RADIEN, Unissa Palaneet
Mastering di James Plotkin, Unissa Palaneet dei finlandesi Radien è uscito il 19 maggio su Svart. Comincio subito col mettere in evidenza che, su un totale di 46 minuti, 21 sono occupati dalla title-track in chiusura, perciò l’esperienza di ascolto è a dir poco singolare. La band ha all’attivo un altro disco, del 2018, e un paio di ep, e con questo secondo full-length ha dato ulteriormente prova di avere le idee chiare e le spalle larghe. Siamo di fronte a un doom-sludge cupo, imponente, senza compromessi né spiragli di luce in fondo al tunnel, com’è giusto che sia. Il concept racconta un sogno lucido in cui il protagonista comprende di poter cambiare il futuro attraverso le sue visioni ma decide di lasciarlo inalterato. Il finale è piuttosto tragico, poiché la natura prende il sopravvento sull’umanità, che finisce in cenere (la traduzione del titolo è, infatti, “bruciati nel sonno”).
“Myrskyn Silmä” (letteralmente “l’occhio del ciclone”) in apertura è un brano strumentale di circa sei minuti, con una forte componente atmosferica tendente al drone e il chiaro intento di trasmettere quell’inquietudine che spesso precede la paura vera e propria. Una chitarra acustica quanto mai essenziale scandisce il tempo, preparando il terreno per la successiva “Seinämän Takana” (“dietro il muro”), la cui pesantezza nel riffing e nella sezione ritmica fa da contorno a un cantato rabbioso e viscerale (è ospite Dylan Walker dei Full Of Hell), perfettamente in linea col genere di riferimento.
La malinconica “Näkijä” (“veggente”) mette in luce elementi percussivi che la rendono decisamente ipnotica: otto minuti che scorrono agevolmente, lasciando poi spazio a “Mitä Tapahtuu, Se Tapahtukoon” (“accada quel che accada”), un’altra strumentale lenta, monolitica, e dotata di una certa delicatezza.
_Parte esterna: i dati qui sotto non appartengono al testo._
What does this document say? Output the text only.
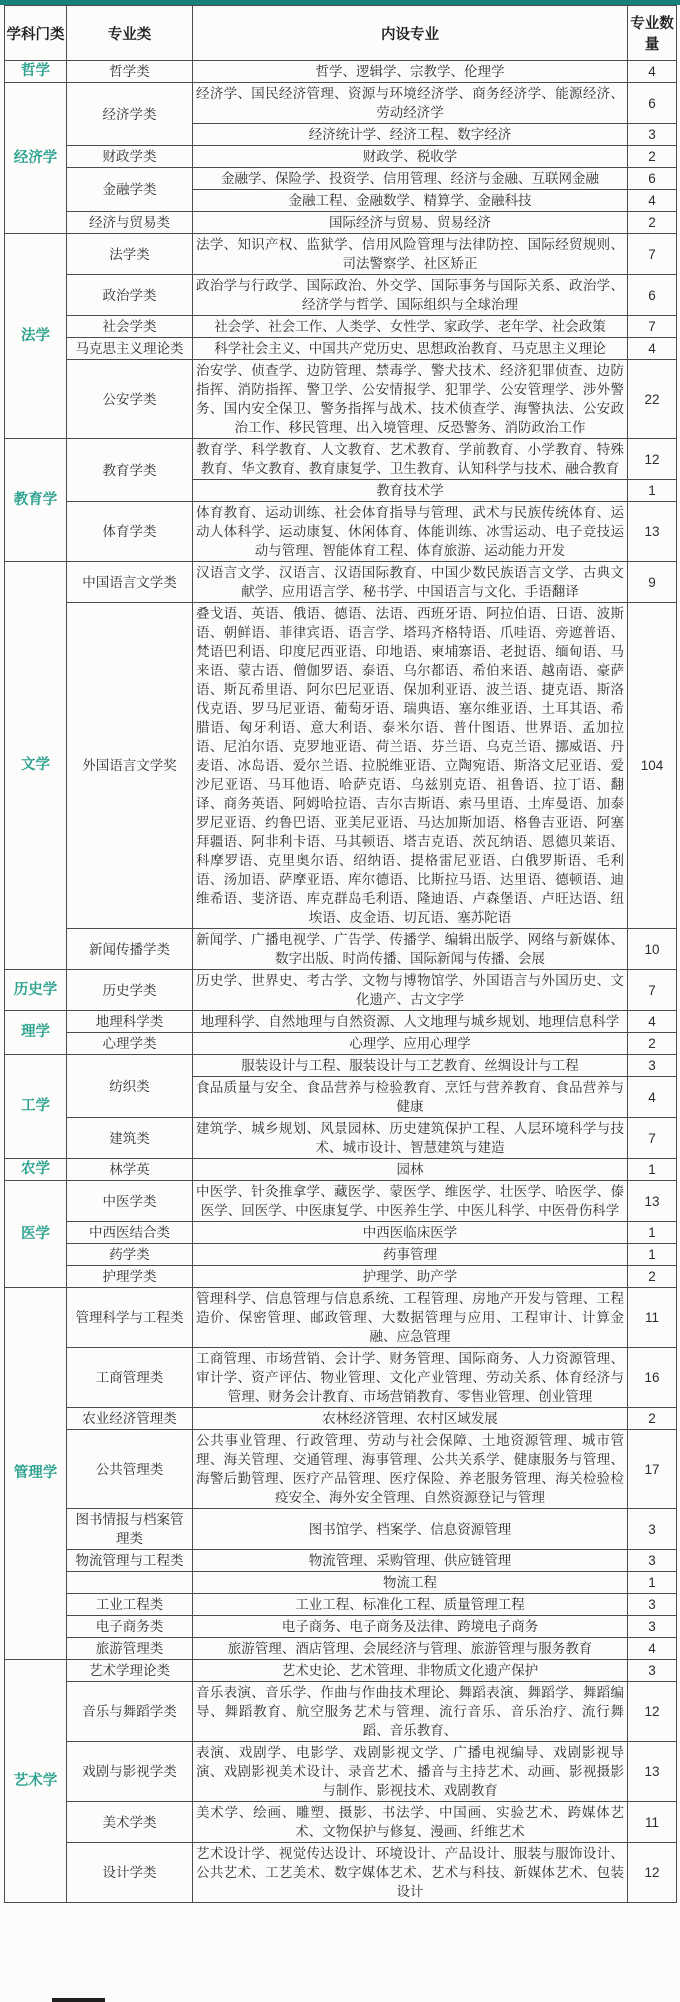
学科门类	专业类	内设专业	专业数量
哲学	哲学类	哲学、逻辑学、宗教学、伦理学	4
经济学	经济学类	经济学、国民经济管理、资源与环境经济学、商务经济学、能源经济、劳动经济学	6
		经济统计学、经济工程、数字经济	3
	财政学类	财政学、税收学	2
	金融学类	金融学、保险学、投资学、信用管理、经济与金融、互联网金融	6
		金融工程、金融数学、精算学、金融科技	4
	经济与贸易类	国际经济与贸易、贸易经济	2
法学	法学类	法学、知识产权、监狱学、信用风险管理与法律防控、国际经贸规则、司法警察学、社区矫正	7
	政治学类	政治学与行政学、国际政治、外交学、国际事务与国际关系、政治学、经济学与哲学、国际组织与全球治理	6
	社会学类	社会学、社会工作、人类学、女性学、家政学、老年学、社会政策	7
	马克思主义理论类	科学社会主义、中国共产党历史、思想政治教育、马克思主义理论	4
	公安学类	治安学、侦查学、边防管理、禁毒学、警犬技术、经济犯罪侦查、边防指挥、消防指挥、警卫学、公安情报学、犯罪学、公安管理学、涉外警务、国内安全保卫、警务指挥与战术、技术侦查学、海警执法、公安政治工作、移民管理、出入境管理、反恐警务、消防政治工作	22
教育学	教育学类	教育学、科学教育、人文教育、艺术教育、学前教育、小学教育、特殊教育、华文教育、教育康复学、卫生教育、认知科学与技术、融合教育	12
		教育技术学	1
	体育学类	体育教育、运动训练、社会体育指导与管理、武术与民族传统体育、运动人体科学、运动康复、休闲体育、体能训练、冰雪运动、电子竞技运动与管理、智能体育工程、体育旅游、运动能力开发	13
文学	中国语言文学类	汉语言文学、汉语言、汉语国际教育、中国少数民族语言文学、古典文献学、应用语言学、秘书学、中国语言与文化、手语翻译	9
	外国语言文学奖	叠戈语、英语、俄语、德语、法语、西班牙语、阿拉伯语、日语、波斯语、朝鲜语、菲律宾语、语言学、塔玛齐格特语、爪哇语、旁遮普语、梵语巴利语、印度尼西亚语、印地语、柬埔寨语、老挝语、缅甸语、马来语、蒙古语、僧伽罗语、泰语、乌尔都语、希伯来语、越南语、豪萨语、斯瓦希里语、阿尔巴尼亚语、保加利亚语、波兰语、捷克语、斯洛伐克语、罗马尼亚语、葡萄牙语、瑞典语、塞尔维亚语、土耳其语、希腊语、匈牙利语、意大利语、泰米尔语、普什图语、世界语、孟加拉语、尼泊尔语、克罗地亚语、荷兰语、芬兰语、乌克兰语、挪威语、丹麦语、冰岛语、爱尔兰语、拉脱维亚语、立陶宛语、斯洛文尼亚语、爱沙尼亚语、马耳他语、哈萨克语、乌兹别克语、祖鲁语、拉丁语、翻译、商务英语、阿姆哈拉语、吉尔吉斯语、索马里语、土库曼语、加泰罗尼亚语、约鲁巴语、亚美尼亚语、马达加斯加语、格鲁吉亚语、阿塞拜疆语、阿非利卡语、马其顿语、塔吉克语、茨瓦纳语、恩德贝莱语、科摩罗语、克里奥尔语、绍纳语、提格雷尼亚语、白俄罗斯语、毛利语、汤加语、萨摩亚语、库尔德语、比斯拉马语、达里语、德顿语、迪维希语、斐济语、库克群岛毛利语、隆迪语、卢森堡语、卢旺达语、纽埃语、皮金语、切瓦语、塞苏陀语	104
	新闻传播学类	新闻学、广播电视学、广告学、传播学、编辑出版学、网络与新媒体、数字出版、时尚传播、国际新闻与传播、会展	10
历史学	历史学类	历史学、世界史、考古学、文物与博物馆学、外国语言与外国历史、文化遗产、古文字学	7
理学	地理科学类	地理科学、自然地理与自然资源、人文地理与城乡规划、地理信息科学	4
	心理学类	心理学、应用心理学	2
工学	纺织类	服装设计与工程、服装设计与工艺教育、丝绸设计与工程	3
		食品质量与安全、食品营养与检验教育、烹饪与营养教育、食品营养与健康	4
	建筑类	建筑学、城乡规划、风景园林、历史建筑保护工程、人层环境科学与技术、城市设计、智慧建筑与建造	7
农学	林学英	园林	1
医学	中医学类	中医学、针灸推拿学、藏医学、蒙医学、维医学、壮医学、哈医学、傣医学、回医学、中医康复学、中医养生学、中医儿科学、中医骨伤科学	13
	中西医结合类	中西医临床医学	1
	药学类	药事管理	1
	护理学类	护理学、助产学	2
管理学	管理科学与工程类	管理科学、信息管理与信息系统、工程管理、房地产开发与管理、工程造价、保密管理、邮政管理、大数据管理与应用、工程审计、计算金融、应急管理	11
	工商管理类	工商管理、市场营销、会计学、财务管理、国际商务、人力资源管理、审计学、资产评估、物业管理、文化产业管理、劳动关系、体育经济与管理、财务会计教育、市场营销教育、零售业管理、创业管理	16
	农业经济管理类	农林经济管理、农村区域发展	2
	公共管理类	公共事业管理、行政管理、劳动与社会保障、土地资源管理、城市管理、海关管理、交通管理、海事管理、公共关系学、健康服务与管理、海警后勤管理、医疗产品管理、医疗保险、养老服务管理、海关检验检疫安全、海外安全管理、自然资源登记与管理	17
	图书情报与档案管理类	图书馆学、档案学、信息资源管理	3
	物流管理与工程类	物流管理、采购管理、供应链管理	3
		物流工程	1
	工业工程类	工业工程、标准化工程、质量管理工程	3
	电子商务类	电子商务、电子商务及法律、跨境电子商务	3
	旅游管理类	旅游管理、酒店管理、会展经济与管理、旅游管理与服务教育	4
艺术学	艺术学理论类	艺术史论、艺术管理、非物质文化遗产保护	3
	音乐与舞蹈学类	音乐表演、音乐学、作曲与作曲技术理论、舞蹈表演、舞蹈学、舞蹈编导、舞蹈教育、航空服务艺术与管理、流行音乐、音乐治疗、流行舞蹈、音乐教育、	12
	戏剧与影视学类	表演、戏剧学、电影学、戏剧影视文学、广播电视编导、戏剧影视导演、戏剧影视美术设计、录音艺术、播音与主持艺术、动画、影视摄影与制作、影视技术、戏剧教育	13
	美术学类	美术学、绘画、雕塑、摄影、书法学、中国画、实验艺术、跨媒体艺术、文物保护与修复、漫画、纤维艺术	11
	设计学类	艺术设计学、视觉传达设计、环境设计、产品设计、服装与服饰设计、公共艺术、工艺美术、数字媒体艺术、艺术与科技、新媒体艺术、包装设计	12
Come dicevo, la title-track dura 21 minuti. È formalmente divisa in tre parti e vede la partecipazione della “nostra” Lili Refrain, sempre eccezionale nell’inglobare emozioni forti nella sua caratteristica chiave ritualistica, profonda, viscerale, femminile. Il brano si apre con elementi ritmici e vocali da rito pagano, e la sensazione è proprio quella di sentire il calore di un falò in una notte di luna piena. Dopo circa tre minuti un’inquietante combinazione di chitarra e basso subentra, poi seguita da un cantato sommesso, macabro. I radicali cambi di tempo e atmosfera si susseguono in modo piuttosto brusco, ma è chiaro l’intento di non far rilassare affatto l’ascoltatore. A circa metà brano si sentono i “campanacci” della Refrain, ad annunciare la sua presenza: sussurra, poi si cimenta in un canto drammatico carico di pathos, ed è parecchio interessante osservare quanto il suo approccio si incastri perfettamente nelle atmosfere create dal quintetto finlandese.
L’album è, nell’insieme, ricco, complesso e molto evocativo: i singoli brani hanno sì una propria identità, ma è nella loro fruizione consecutiva che si vive appieno l’esperienza d’ascolto nella sua interezza “narrativa”, elemento a mio avviso imprescindibile per goderne appieno. È altresì un album che suggerirei a chi non conoscesse la band come primo ascolto, e consiglio anche di andare a ritroso, ascoltandone le uscite precedenti.